Beauty through authenticity

As I mentioned in my previous post, I used to suffer from Magazine Cover-itis. If you look it up in the doctor’s disease manual my picture is right there by the description. Someone who suffers from this disease worries about the magazine cover potential of their house from every angle. Even if it is for their own visual delight and not for show, it is important to get a proper perspective about this. As I have grown up a bit (reached the big 4-0) I am much more comfortable in the journey and acceptance of my own limitations and reality that I must work with. I guess I am just more aware of what I am doing, why I am doing it and the focus has changed. The authenticity of the life behind the cover shot has become my driving force in the creation of my home.

The goal for me is not “magazine cover ready,” but that will be a likely result in time! I get almost giddy about that thought — I know, it seems contrary to my magazine cover-itis recovery process, but the reality is beauty in my surroundings makes me happy! I am simply going about my life, making things work for my family and making practical things as attractive as I can, and suddenly I look around and say, “Hey, look at that, my room looks as pretty as a magazine cover” (Well, I usually only say that when I am having a party. The other days I am thinking “NO ONE would leave pb&j crusts and socks on the table for their photo shoot, so call off the cameras because today is not a good day for it!”).

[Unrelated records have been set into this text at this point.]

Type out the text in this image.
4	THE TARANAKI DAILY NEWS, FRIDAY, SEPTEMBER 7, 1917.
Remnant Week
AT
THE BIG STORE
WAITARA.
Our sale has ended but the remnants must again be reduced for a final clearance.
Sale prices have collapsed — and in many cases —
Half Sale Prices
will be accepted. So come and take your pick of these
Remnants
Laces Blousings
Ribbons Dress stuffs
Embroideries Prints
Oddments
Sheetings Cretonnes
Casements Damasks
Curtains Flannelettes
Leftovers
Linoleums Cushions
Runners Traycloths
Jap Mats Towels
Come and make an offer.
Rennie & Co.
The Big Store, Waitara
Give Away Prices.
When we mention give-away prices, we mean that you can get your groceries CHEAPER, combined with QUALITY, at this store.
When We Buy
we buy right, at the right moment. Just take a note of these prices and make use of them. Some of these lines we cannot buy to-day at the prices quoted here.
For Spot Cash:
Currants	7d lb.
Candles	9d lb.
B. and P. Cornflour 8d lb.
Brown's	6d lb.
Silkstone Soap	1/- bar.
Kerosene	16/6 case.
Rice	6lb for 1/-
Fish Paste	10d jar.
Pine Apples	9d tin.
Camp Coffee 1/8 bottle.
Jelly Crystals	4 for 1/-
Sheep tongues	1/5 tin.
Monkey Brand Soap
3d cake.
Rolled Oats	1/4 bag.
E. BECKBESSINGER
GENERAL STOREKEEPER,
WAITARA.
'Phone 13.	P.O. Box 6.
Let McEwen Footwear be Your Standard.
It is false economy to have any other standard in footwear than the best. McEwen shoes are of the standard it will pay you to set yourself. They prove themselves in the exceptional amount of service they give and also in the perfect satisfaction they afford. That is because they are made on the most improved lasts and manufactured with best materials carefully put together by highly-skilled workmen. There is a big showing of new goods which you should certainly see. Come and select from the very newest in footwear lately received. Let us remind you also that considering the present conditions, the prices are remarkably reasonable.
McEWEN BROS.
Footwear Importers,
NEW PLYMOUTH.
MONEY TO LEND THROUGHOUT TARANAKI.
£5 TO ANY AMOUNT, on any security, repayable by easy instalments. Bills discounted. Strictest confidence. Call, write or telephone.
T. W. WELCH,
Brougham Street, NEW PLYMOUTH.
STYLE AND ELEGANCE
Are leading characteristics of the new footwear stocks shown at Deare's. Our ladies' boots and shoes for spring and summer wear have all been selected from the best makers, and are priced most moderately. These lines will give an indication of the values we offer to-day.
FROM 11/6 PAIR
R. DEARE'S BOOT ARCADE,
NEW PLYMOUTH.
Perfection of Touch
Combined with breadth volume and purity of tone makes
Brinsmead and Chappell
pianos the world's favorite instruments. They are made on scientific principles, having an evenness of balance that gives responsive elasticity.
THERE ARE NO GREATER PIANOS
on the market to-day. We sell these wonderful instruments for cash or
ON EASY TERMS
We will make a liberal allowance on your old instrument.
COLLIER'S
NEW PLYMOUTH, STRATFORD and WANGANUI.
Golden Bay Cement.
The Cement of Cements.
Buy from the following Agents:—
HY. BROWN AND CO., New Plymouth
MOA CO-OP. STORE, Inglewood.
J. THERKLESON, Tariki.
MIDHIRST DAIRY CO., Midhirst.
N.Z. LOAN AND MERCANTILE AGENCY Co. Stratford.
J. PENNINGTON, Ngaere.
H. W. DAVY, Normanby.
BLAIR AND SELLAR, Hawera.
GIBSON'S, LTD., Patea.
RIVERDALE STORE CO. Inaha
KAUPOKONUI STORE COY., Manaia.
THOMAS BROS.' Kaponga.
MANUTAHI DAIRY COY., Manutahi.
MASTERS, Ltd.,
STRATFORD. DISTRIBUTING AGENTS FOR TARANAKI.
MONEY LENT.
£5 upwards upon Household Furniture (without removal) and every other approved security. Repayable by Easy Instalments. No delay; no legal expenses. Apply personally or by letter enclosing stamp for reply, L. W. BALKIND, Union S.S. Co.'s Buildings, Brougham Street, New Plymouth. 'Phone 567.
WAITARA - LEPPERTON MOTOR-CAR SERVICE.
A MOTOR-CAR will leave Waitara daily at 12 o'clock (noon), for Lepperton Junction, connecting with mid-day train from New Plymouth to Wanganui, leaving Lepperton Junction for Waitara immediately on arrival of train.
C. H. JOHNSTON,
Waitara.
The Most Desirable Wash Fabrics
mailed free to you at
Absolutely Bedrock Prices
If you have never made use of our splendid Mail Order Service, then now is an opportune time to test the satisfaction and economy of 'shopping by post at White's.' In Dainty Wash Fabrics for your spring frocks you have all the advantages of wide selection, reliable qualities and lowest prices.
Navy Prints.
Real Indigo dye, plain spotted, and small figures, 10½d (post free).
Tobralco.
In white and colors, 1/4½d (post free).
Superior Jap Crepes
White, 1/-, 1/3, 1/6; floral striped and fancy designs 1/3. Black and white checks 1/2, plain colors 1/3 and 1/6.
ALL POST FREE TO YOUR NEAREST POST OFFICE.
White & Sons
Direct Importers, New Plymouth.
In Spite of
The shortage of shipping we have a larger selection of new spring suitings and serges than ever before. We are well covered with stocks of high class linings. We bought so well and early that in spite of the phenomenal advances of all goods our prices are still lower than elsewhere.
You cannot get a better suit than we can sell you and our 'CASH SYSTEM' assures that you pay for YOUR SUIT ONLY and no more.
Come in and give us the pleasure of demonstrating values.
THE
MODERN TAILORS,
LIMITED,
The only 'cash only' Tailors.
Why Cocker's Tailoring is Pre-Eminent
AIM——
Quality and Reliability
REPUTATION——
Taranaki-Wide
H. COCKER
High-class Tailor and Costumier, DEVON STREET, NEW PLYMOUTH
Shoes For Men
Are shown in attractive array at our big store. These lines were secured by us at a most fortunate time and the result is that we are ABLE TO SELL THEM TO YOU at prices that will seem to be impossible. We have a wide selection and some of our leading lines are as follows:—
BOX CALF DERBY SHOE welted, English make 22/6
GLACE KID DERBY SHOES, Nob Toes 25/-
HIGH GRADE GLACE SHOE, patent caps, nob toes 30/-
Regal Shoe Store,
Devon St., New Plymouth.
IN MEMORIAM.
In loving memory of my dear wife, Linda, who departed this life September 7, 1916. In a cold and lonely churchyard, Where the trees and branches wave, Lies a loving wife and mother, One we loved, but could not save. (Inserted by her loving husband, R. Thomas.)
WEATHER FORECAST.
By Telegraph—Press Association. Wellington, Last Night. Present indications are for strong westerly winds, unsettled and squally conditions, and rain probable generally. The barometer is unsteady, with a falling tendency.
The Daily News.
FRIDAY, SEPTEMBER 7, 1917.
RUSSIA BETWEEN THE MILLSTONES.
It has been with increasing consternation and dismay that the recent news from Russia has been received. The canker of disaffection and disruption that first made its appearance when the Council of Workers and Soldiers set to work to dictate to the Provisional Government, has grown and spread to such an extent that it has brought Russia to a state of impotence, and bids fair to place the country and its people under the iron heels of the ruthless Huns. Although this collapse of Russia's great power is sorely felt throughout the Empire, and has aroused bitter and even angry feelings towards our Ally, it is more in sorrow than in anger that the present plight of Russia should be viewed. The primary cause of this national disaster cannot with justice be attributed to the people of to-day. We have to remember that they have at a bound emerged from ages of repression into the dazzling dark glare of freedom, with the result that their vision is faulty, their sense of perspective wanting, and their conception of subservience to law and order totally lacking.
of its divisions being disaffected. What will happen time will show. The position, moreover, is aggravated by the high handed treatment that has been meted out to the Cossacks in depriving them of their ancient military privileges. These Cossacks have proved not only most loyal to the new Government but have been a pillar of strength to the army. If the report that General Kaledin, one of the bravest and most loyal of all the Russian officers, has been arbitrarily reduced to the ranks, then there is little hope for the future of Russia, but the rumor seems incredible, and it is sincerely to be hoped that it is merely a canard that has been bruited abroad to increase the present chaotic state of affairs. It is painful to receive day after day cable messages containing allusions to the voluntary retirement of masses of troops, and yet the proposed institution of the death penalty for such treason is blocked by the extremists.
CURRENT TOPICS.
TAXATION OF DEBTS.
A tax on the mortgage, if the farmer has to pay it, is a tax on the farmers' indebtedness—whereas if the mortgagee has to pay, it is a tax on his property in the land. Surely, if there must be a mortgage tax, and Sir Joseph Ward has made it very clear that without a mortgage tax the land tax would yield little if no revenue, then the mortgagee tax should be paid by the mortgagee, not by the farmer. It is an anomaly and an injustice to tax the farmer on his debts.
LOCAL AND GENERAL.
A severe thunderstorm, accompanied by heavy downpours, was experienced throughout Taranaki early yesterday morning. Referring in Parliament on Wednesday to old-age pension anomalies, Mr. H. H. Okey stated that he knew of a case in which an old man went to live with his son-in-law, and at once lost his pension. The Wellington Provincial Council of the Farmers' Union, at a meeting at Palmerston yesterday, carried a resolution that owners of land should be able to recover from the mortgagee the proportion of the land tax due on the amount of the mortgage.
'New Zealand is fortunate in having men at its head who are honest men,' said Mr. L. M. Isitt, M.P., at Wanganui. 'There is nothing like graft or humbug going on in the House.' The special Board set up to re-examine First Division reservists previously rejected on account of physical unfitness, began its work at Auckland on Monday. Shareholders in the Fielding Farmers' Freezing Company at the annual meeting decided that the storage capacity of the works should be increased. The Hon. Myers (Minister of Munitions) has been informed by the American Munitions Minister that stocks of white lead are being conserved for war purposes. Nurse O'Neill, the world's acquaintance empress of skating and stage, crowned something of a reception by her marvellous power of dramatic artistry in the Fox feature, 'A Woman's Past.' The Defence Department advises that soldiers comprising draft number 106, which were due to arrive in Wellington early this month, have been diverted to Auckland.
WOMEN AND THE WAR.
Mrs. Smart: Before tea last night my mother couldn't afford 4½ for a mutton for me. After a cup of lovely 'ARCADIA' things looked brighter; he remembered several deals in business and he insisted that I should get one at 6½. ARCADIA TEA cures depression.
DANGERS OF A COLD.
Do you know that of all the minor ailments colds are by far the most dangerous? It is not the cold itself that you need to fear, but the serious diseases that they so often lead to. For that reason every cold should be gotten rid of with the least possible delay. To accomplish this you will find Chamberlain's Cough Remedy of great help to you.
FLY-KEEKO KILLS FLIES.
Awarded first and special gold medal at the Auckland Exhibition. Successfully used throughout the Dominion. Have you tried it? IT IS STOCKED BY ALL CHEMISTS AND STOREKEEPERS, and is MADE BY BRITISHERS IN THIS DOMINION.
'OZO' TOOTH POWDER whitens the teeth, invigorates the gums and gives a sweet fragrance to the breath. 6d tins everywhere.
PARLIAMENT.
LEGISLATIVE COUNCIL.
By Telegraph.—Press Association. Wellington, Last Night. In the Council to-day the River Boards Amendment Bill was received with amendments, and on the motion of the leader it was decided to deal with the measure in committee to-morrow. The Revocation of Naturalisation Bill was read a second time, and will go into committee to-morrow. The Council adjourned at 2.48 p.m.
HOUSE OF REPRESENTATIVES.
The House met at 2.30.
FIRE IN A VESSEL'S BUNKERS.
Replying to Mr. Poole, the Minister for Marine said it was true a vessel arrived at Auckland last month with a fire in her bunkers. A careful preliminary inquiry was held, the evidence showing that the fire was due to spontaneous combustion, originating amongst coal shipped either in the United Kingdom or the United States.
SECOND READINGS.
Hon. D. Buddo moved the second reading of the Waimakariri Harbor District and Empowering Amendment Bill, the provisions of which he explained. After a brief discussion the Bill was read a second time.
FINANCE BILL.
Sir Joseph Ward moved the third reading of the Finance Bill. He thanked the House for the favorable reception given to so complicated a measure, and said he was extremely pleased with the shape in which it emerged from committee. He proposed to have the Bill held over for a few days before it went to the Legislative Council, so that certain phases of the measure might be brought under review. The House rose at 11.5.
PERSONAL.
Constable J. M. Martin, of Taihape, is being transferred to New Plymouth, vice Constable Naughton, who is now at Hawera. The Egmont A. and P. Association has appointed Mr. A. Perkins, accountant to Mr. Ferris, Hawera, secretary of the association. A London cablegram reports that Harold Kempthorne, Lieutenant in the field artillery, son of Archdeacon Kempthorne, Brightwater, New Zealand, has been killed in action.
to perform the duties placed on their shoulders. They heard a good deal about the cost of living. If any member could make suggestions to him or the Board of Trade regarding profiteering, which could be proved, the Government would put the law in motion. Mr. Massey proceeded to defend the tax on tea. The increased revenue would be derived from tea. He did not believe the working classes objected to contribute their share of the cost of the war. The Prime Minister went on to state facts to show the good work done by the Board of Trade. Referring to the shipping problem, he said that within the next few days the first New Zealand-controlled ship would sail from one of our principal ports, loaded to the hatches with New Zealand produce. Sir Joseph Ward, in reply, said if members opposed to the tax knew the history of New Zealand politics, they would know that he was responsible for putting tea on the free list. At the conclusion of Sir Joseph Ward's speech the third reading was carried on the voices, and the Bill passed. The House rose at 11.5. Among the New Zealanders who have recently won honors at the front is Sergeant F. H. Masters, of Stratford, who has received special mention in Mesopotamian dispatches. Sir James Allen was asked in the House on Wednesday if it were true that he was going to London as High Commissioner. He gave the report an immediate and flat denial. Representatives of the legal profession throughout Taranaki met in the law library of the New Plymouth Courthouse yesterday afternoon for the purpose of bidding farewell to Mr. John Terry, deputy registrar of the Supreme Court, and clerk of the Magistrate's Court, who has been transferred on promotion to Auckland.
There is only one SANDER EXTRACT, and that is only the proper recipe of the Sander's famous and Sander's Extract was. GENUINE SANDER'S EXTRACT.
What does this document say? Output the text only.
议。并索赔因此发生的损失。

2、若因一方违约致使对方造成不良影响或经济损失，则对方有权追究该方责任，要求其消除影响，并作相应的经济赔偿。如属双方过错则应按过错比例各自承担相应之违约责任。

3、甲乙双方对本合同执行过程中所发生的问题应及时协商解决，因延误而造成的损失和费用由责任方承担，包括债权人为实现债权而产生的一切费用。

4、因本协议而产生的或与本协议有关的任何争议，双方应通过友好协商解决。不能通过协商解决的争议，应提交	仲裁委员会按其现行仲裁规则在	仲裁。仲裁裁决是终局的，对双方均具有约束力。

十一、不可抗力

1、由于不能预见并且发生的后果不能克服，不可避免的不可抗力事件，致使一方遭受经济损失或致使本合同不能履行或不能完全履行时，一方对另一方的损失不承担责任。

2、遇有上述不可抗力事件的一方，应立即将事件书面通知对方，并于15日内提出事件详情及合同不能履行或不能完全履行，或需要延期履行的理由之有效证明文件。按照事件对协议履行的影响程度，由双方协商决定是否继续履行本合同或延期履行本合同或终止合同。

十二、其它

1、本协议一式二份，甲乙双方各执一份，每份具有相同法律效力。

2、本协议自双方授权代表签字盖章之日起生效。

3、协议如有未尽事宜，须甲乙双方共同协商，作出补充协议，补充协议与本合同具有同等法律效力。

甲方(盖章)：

And, really, not having a good day for a photo shoot means you are involved in the regular everyday business of living. Bill paying, working at home, laundry and cleaning, children, pets and cooking aren’t always conducive to magazine photo shoots — nor should they be. Photo shoots are staged. Life is more spontaneous and unpredictable — yes, messy. But you really can live in a way that is personally enjoyable to you, allows you to fully and comfortably live in your home AND be able to say your home is as pretty as a picture (minus a few stray socks here and there) no matter what your budget or limitations are. It is not about the money or where you shop, but rather the art of living with grace & beauty in ways that make sense.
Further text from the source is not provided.